Honda’s global operations have been hit with a ransomware attack and the Japanese automaker is still working to get everything back online. The company said Tuesday that it had to temporarily shut down some production facilities, and its customer and financial services operations are closed.
“[T]here is no current evidence of loss of personally identifiable information,” Honda says in a statement to The Verge. “We have resumed production in most plants and are currently working toward the return to production of our auto and engine plants in Ohio.”
The virus is thought to be what’s known as the “Snake” ransomware. This kind of attack involves a hacker encrypting a company’s files to hold them hostage, and then offering to decrypt them in exchange for money. Honda referred to it as a “major computer ransomware (virus) attack” in its internal alert system, according to a message viewed by The Verge. “Teams from IT Globally and across the NA Region are working continuously contain this attack and restore normal business operation as quickly as possible, however many business processes that rely on information systems are impacted.”

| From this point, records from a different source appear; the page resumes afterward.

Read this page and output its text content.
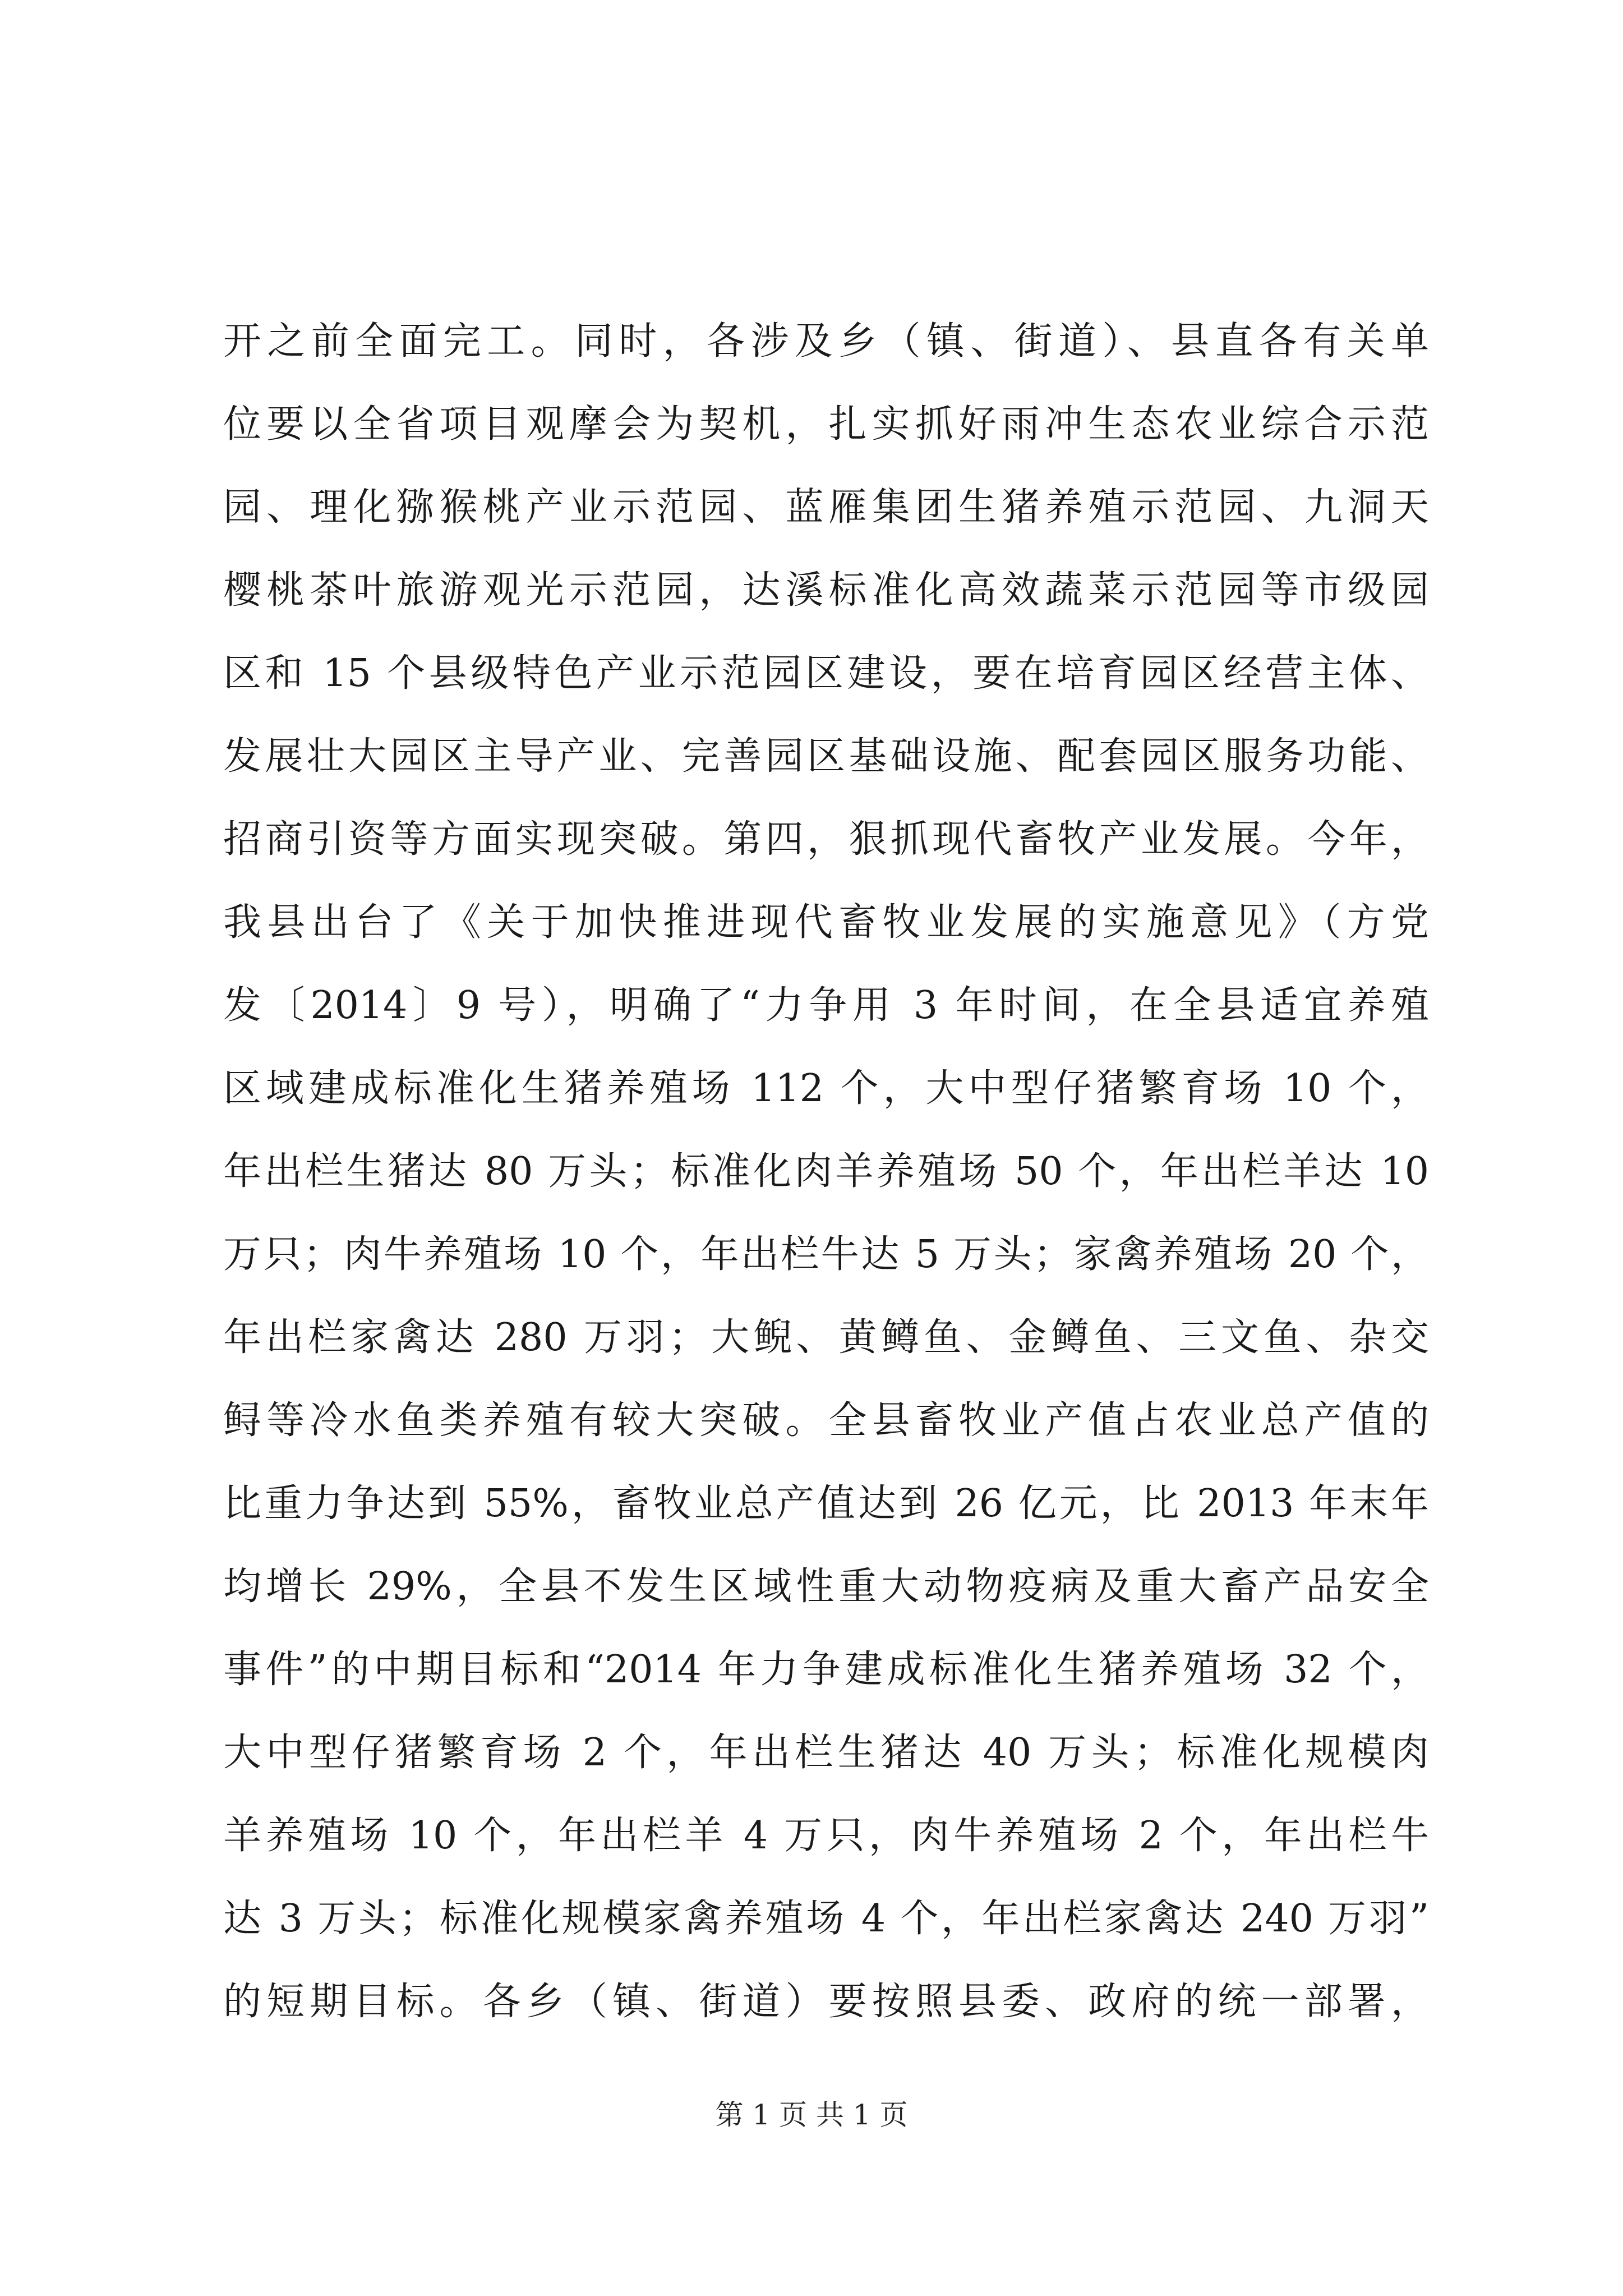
开之前全面完工。同时，各涉及乡（镇、街道）、县直各有关单
位要以全省项目观摩会为契机，扎实抓好雨冲生态农业综合示范
园、理化猕猴桃产业示范园、蓝雁集团生猪养殖示范园、九洞天
樱桃茶叶旅游观光示范园，达溪标准化高效蔬菜示范园等市级园
区和 15 个县级特色产业示范园区建设，要在培育园区经营主体、
发展壮大园区主导产业、完善园区基础设施、配套园区服务功能、
招商引资等方面实现突破。第四，狠抓现代畜牧产业发展。今年，
我县出台了《关于加快推进现代畜牧业发展的实施意见》（方党
发〔2014〕9 号），明确了“力争用 3 年时间，在全县适宜养殖
区域建成标准化生猪养殖场 112 个，大中型仔猪繁育场 10 个，
年出栏生猪达 80 万头；标准化肉羊养殖场 50 个，年出栏羊达 10
万只；肉牛养殖场 10 个，年出栏牛达 5 万头；家禽养殖场 20 个，
年出栏家禽达 280 万羽；大鲵、黄鳟鱼、金鳟鱼、三文鱼、杂交
鲟等冷水鱼类养殖有较大突破。全县畜牧业产值占农业总产值的
比重力争达到 55%，畜牧业总产值达到 26 亿元，比 2013 年末年
均增长 29%，全县不发生区域性重大动物疫病及重大畜产品安全
事件”的中期目标和“2014 年力争建成标准化生猪养殖场 32 个，
大中型仔猪繁育场 2 个，年出栏生猪达 40 万头；标准化规模肉
羊养殖场 10 个，年出栏羊 4 万只，肉牛养殖场 2 个，年出栏牛
达 3 万头；标准化规模家禽养殖场 4 个，年出栏家禽达 240 万羽”
的短期目标。各乡（镇、街道）要按照县委、政府的统一部署，
第 1 页 共 1 页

At this time Honda Customer Service and Honda Financial Services are experiencing technical difficulties and are unavailable. We are working to resolve the issue as quickly as possible. We apologize for the inconvenience and thank you for your patience and understanding.— Honda Automobile Customer Service (@HondaCustSvc) June 8, 2020
While Honda says some factories are opening back up, owners are unable to make online payments or access the company’s customer service website, according to complaints on Twitter. And an employee in one of the company’s biggest North American customer and financial service offices tells The Verge that temp workers (who make up a significant portion of this part of the company’s workforce) are not being paid while the office is closed.

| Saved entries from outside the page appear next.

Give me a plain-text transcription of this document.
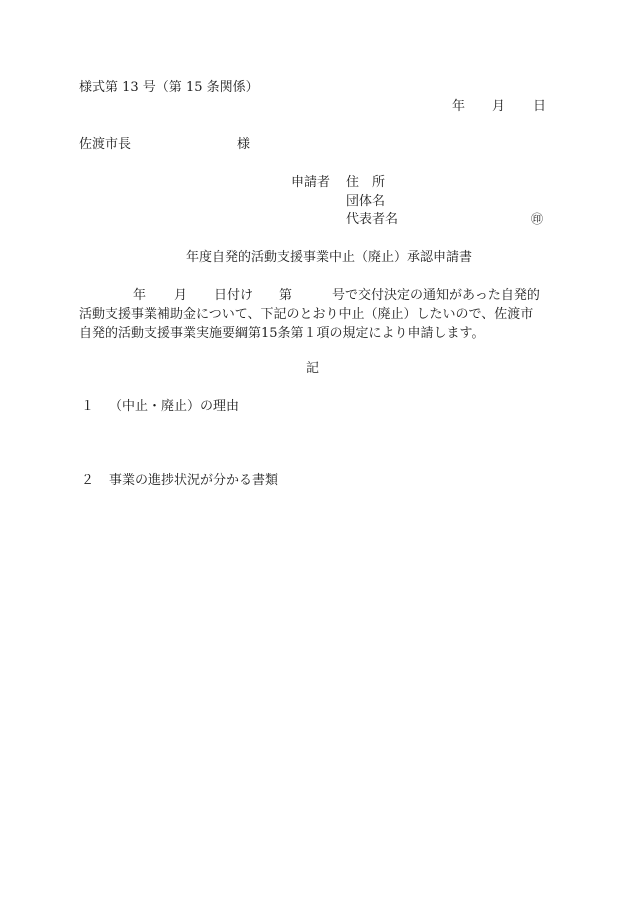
様式第 13 号（第 15 条関係）
年 月 日
佐渡市長	様
申請者 住　所
団体名
代表者名	㊞
年度自発的活動支援事業中止（廃止）承認申請書
年 月 日付け 第	号で交付決定の通知があった自発的
活動支援事業補助金について、下記のとおり中止（廃止）したいので、佐渡市
自発的活動支援事業実施要綱第15条第１項の規定により申請します。
記
１ （中止・廃止）の理由
２ 事業の進捗状況が分かる書類
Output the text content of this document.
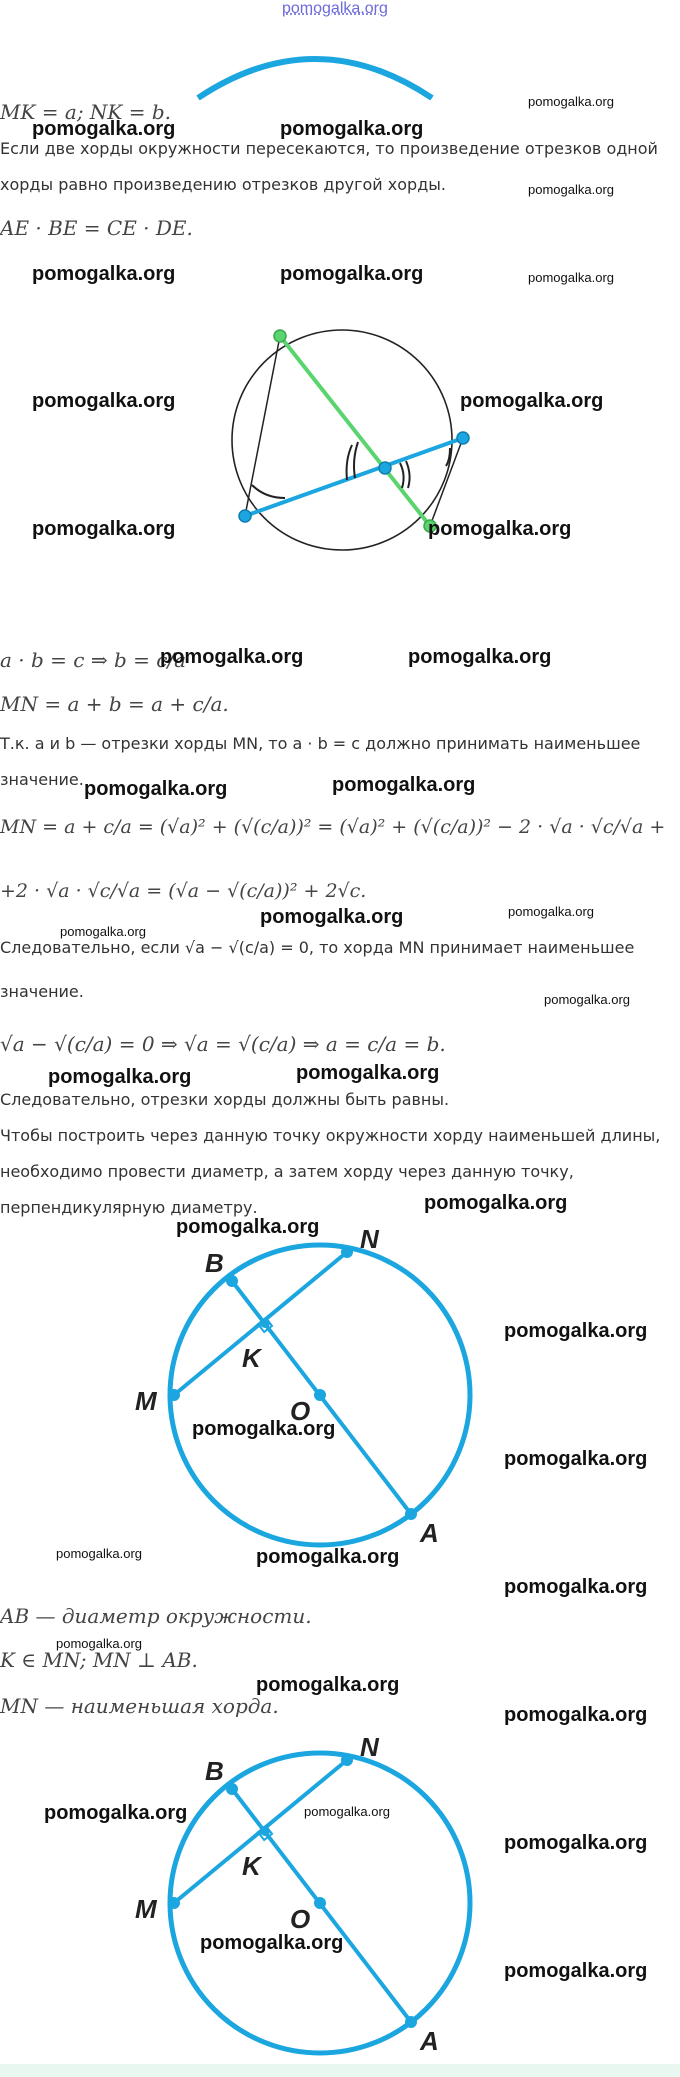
pomogalka.org
MK = a; NK = b.
Если две хорды окружности пересекаются, то произведение отрезков одной
хорды равно произведению отрезков другой хорды.
AE · BE = CE · DE.
a · b = c ⇒ b = c/a
MN = a + b = a + c/a.
Т.к. a и b — отрезки хорды MN, то a · b = c должно принимать наименьшее
значение.
MN = a + c/a = (√a)² + (√(c/a))² = (√a)² + (√(c/a))² − 2 · √a · √c/√a +
+2 · √a · √c/√a = (√a − √(c/a))² + 2√c.
Следовательно, если √a − √(c/a) = 0, то хорда MN принимает наименьшее
значение.
√a − √(c/a) = 0 ⇒ √a = √(c/a) ⇒ a = c/a = b.
Следовательно, отрезки хорды должны быть равны.
Чтобы построить через данную точку окружности хорду наименьшей длины,
необходимо провести диаметр, а затем хорду через данную точку,
перпендикулярную диаметру.
B
N
K
M	O
A
AB — диаметр окружности.
K ∈ MN; MN ⊥ AB.
MN — наименьшая хорда.
B
N
K
M	O
A
pomogalka.org
pomogalka.org	pomogalka.org
pomogalka.org
pomogalka.org	pomogalka.org	pomogalka.org
pomogalka.org	pomogalka.org
pomogalka.org	pomogalka.org
pomogalka.org	pomogalka.org
pomogalka.org	pomogalka.org
pomogalka.org
pomogalka.org	pomogalka.org
pomogalka.org
pomogalka.org	pomogalka.org
pomogalka.org
pomogalka.org
pomogalka.org
pomogalka.org
pomogalka.org
pomogalka.org	pomogalka.org
pomogalka.org
pomogalka.org
pomogalka.org
pomogalka.org
pomogalka.org	pomogalka.org
pomogalka.org
pomogalka.org
pomogalka.org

Even if the systems were back up, many employees at Honda’s US customer and financial service offices don’t have the ability to work remotely. As The Verge reported in May, this meant that many of those employees had to keep going to those offices during a pandemic, and some were worried that the company was not doing enough to stop the spread of COVID-19. In the last few weeks, though, employees at these offices have told The Verge that Honda has finally instituted temperature checks, enforcing social distancing, and in some places, allowed more people to work remotely.